少し前のコンサートになりますが、「三善晃メモリアルコンサート うたの森」に出演しました(10/9ウエスタ川越大ホール)。

このコンサートは、生誕90年・没後10年を迎えた三善晃先生の合唱作品を集めたコンサートで、音楽之友社・カワイ出版・全音楽譜出版社の3社共同企画により実現されました。3社の共同企画は私の知る限り初めてではないかと思います。

チラシとパンフレット

出演団体は、女声・男声・混声・童声の合唱団が集まり、計7団体。曲目は、主催者側で調整されているのだと思いますが、旋律の美しい曲目が並びました。三善先生というと、とかく複雑な和声や重層的な音響の作品のイメージがあるかもしれませんが、旋律も実に見事で歌い甲斐のあるものが作品に多くあります(もちろんそれに付く和声も最高なのは、言うまでもありません!)。三善先生のこうした面も知ることができる絶好のコンサートだったと思います。

私は、女声コーラス渚で「四つの秋の歌」から2曲と曲集「うたの森」から「爪紅」を、合唱団WAKAGE NO ITARIで「遊星ひとつ」から2曲と「一人は賑やか」を指揮しました。
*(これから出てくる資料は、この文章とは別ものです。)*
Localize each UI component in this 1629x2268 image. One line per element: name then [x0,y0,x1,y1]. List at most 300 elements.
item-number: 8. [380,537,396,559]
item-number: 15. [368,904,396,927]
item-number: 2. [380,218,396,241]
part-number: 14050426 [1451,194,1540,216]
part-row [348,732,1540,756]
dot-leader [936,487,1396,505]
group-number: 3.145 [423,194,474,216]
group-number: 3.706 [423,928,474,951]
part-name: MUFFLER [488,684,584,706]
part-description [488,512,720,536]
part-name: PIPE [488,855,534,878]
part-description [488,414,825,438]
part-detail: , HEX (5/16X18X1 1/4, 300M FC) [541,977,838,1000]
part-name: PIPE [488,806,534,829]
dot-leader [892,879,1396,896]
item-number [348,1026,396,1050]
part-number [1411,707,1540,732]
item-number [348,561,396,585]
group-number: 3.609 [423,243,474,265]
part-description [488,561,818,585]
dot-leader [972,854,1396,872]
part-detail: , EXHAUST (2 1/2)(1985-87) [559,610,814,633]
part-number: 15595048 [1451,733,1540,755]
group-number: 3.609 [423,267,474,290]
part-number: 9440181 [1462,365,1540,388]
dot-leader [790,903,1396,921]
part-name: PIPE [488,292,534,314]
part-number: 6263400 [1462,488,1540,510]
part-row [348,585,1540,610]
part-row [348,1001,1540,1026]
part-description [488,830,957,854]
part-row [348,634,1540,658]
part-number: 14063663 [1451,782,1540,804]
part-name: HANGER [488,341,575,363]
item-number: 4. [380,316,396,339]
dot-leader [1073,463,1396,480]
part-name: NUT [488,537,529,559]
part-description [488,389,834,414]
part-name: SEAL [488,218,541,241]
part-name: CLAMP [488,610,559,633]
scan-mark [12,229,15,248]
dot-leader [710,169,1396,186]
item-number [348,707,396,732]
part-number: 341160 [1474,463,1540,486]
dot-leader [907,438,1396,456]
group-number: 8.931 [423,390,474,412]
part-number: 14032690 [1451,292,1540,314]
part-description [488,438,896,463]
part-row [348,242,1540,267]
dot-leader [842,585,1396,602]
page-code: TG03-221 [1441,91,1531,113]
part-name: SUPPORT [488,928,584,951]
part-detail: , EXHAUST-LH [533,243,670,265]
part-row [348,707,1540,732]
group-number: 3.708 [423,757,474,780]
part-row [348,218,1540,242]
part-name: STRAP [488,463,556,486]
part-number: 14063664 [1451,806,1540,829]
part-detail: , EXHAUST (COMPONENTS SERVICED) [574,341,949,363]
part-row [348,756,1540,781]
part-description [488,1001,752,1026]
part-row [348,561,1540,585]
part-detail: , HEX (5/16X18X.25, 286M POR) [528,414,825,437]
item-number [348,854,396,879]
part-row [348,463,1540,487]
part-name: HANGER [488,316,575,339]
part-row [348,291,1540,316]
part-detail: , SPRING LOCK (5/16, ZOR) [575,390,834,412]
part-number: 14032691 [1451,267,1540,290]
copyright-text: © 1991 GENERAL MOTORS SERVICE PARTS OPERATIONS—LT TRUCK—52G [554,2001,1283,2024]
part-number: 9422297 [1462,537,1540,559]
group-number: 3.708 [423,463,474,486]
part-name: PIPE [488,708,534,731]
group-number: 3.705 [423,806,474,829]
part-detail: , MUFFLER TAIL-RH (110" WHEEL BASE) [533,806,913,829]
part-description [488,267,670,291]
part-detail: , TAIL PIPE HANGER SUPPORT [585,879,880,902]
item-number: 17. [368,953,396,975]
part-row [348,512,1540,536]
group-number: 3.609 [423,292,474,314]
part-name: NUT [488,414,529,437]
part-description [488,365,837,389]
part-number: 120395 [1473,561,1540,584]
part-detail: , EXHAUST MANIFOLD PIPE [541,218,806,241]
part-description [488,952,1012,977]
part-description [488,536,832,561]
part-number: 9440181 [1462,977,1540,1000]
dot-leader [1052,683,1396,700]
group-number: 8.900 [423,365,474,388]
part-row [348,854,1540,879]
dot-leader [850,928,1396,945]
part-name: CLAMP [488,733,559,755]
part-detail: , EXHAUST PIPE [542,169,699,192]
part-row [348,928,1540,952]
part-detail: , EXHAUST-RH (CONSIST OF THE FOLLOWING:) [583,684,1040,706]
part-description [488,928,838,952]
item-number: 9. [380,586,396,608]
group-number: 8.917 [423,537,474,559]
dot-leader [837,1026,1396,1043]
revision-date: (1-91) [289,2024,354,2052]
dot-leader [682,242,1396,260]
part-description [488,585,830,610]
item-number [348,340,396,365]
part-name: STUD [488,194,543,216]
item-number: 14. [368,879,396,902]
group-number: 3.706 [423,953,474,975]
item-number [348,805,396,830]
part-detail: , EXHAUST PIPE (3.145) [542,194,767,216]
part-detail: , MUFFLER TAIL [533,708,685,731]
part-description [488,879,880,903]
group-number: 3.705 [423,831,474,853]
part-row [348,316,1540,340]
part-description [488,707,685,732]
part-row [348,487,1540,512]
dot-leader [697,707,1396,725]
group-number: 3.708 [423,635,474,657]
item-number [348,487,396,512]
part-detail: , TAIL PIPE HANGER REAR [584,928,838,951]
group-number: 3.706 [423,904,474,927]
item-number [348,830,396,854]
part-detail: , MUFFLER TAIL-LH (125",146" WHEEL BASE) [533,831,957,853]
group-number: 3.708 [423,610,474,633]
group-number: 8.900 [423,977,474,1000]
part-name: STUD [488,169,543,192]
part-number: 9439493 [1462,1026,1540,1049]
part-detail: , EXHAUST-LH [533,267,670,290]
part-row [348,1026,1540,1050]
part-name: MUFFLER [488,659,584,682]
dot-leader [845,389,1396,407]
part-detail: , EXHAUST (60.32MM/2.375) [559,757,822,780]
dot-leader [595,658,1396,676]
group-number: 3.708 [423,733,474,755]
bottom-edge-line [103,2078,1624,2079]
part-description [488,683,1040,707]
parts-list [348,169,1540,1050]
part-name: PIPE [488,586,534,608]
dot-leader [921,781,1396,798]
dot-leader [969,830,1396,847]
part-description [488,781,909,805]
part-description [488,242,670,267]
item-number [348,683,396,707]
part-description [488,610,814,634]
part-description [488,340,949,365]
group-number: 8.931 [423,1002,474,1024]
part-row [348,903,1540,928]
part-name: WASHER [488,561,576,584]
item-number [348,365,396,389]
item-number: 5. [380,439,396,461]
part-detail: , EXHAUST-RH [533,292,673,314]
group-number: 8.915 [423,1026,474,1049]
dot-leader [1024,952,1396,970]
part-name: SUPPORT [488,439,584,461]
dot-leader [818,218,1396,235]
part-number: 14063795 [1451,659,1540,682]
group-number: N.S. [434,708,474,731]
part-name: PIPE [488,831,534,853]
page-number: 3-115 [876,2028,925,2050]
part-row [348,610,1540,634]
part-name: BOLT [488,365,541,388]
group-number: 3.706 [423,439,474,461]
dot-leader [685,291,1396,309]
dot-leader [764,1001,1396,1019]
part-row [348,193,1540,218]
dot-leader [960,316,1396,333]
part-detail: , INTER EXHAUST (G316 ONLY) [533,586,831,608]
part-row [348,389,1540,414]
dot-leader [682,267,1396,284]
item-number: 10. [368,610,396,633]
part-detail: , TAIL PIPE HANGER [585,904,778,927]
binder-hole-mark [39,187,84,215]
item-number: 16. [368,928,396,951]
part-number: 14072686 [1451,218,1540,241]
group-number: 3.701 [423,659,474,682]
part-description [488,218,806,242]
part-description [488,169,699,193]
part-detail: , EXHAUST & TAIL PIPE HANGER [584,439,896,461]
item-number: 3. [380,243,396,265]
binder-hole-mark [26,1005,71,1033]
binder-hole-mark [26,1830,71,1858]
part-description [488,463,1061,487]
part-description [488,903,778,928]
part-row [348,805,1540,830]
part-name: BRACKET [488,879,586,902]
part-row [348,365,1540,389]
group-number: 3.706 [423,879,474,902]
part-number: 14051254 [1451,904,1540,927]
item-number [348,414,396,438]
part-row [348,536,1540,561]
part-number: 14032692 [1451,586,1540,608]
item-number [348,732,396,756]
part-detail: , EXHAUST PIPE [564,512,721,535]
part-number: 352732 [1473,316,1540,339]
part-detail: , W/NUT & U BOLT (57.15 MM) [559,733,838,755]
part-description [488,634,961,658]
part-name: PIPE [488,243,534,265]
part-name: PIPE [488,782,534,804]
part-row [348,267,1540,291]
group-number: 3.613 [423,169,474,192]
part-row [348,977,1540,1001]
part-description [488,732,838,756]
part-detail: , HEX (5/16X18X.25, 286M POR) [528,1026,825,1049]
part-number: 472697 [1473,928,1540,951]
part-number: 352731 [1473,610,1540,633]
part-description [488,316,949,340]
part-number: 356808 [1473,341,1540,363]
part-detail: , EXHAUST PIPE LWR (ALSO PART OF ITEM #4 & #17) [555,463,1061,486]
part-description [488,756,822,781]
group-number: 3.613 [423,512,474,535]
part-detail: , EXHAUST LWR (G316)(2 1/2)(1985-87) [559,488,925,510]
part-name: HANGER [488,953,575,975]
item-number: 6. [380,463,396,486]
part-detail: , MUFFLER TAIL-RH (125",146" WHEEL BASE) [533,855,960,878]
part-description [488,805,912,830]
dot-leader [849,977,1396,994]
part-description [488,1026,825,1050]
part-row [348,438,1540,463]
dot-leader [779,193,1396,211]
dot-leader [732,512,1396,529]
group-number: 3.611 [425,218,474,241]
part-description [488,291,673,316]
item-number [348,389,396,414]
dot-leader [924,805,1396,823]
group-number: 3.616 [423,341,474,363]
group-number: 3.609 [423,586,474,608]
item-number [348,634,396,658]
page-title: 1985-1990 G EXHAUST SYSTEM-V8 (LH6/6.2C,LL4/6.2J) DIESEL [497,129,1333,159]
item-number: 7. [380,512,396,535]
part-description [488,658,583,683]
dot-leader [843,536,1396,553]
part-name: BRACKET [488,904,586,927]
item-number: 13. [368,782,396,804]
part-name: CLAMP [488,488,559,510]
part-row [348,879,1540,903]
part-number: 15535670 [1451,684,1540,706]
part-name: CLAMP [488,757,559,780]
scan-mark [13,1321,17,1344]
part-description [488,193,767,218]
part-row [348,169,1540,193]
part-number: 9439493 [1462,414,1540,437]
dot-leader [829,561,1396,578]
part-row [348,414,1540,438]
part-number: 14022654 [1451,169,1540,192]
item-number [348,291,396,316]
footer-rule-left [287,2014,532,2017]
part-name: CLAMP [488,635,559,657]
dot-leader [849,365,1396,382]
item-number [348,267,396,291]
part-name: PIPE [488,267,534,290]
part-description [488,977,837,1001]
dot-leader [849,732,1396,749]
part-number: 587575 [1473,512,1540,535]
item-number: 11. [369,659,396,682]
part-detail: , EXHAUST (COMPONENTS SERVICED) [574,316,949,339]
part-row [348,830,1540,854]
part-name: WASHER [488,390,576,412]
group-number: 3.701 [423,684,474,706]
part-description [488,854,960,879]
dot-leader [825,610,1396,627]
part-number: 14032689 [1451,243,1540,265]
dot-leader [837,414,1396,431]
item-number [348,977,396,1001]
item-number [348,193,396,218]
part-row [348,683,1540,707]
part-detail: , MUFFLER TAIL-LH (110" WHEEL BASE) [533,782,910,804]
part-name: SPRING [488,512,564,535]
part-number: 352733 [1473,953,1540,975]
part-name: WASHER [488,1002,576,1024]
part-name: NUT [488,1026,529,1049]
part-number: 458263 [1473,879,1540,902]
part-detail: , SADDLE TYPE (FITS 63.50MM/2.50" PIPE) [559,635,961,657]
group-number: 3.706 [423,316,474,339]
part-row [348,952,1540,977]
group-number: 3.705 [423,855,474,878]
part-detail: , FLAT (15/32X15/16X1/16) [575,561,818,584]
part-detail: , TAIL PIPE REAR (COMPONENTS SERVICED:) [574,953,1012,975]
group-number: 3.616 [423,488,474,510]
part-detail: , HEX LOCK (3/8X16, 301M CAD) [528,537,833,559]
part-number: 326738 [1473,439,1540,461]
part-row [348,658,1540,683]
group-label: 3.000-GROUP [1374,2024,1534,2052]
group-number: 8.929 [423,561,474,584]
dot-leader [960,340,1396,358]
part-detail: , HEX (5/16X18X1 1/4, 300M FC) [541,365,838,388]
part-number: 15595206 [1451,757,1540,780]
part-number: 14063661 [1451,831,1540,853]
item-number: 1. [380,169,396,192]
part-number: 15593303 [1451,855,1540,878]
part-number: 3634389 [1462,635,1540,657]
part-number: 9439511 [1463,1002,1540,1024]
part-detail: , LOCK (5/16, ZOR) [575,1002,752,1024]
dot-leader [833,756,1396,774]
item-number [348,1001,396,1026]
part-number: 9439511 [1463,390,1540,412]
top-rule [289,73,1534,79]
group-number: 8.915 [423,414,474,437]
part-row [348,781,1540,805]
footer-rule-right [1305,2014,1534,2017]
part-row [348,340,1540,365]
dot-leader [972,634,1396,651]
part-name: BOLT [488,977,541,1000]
響きの良いホールに助けられ、どちらも旋律を味わいながら演奏することができました。特にWAKAGEが演奏した「一人は賑やか」は、団員の感情移入(さみしいヤツがやや多かったのかもしれません)も相まって、熱の入った演奏になったかと思います。また松原混声合唱団では「ゆったて哀歌集」から3曲歌いましたが、「哀歌」なのに「愛」をたくさん感じられるこの作品が大好きで、歌詞と音楽をかみしめながら歌いました。

出演が重なったので他の合唱団の本番の演奏をあまり聴くことができなかったのですが、リハーサルではできる限り聴きました。春日部市立正善小学校ひろばの風合唱団の「わりばしいっぽん」の明るい響きや、レガーロ東京の「ふるさとの夜に寄す」(「三つの抒情」より)のつややかでしっとりとした表現が印象に残りました。アンサンブル・ヴォカル・アルカイク=東京の「生きる」は、お互いの生を確かめ合うかのようなアンサンブルが素晴らしく、合唱団ぬっくの「佐渡おけさ」は太鼓なども入って賑々しい雰囲気の中にも三善先生の音がくっきりと立ち現れた合唱を聴くことができ、編曲の素晴らしさも実感できました。

出演メンバー+公募参加のメンバーによる合同合唱は250人越えの太規模。「雪の窓辺で」(指揮:古橋富士雄先生)と「夕焼小焼」(指揮:清水敬一先生)。皆さんの歌声で心の底が震える体験を久方ぶりに味わいました。「雪の窓辺で」も「夕焼小焼」も、どちらも子どもが登場する曲ということもあってか、歌い出しで子どもの声が聴こえるだけでなんとも言えない温かさを感じました。子どもの声って本当にいいなあ。

何と、コンサートの模様がYoutubeで公開されています!百聞は一見にしかず。出演合唱団の素晴らしい演奏の数々をお楽しみください。

こうした大きな企画は、三善先生の存在の大きさがあってこそ実現したものと思いますが、出演者もお客様もスタッフも皆さんが三善先生のことを改めて大好きになったコンサートだったと思います。魅力が十分に伝わる素晴らしいコンサートでしたので、今後も3社で合唱を盛り上げる企画を是非立ててほしい、と勝手に妄想してしまいました。運営に当たられました3社の皆様に厚く御礼申し上げます。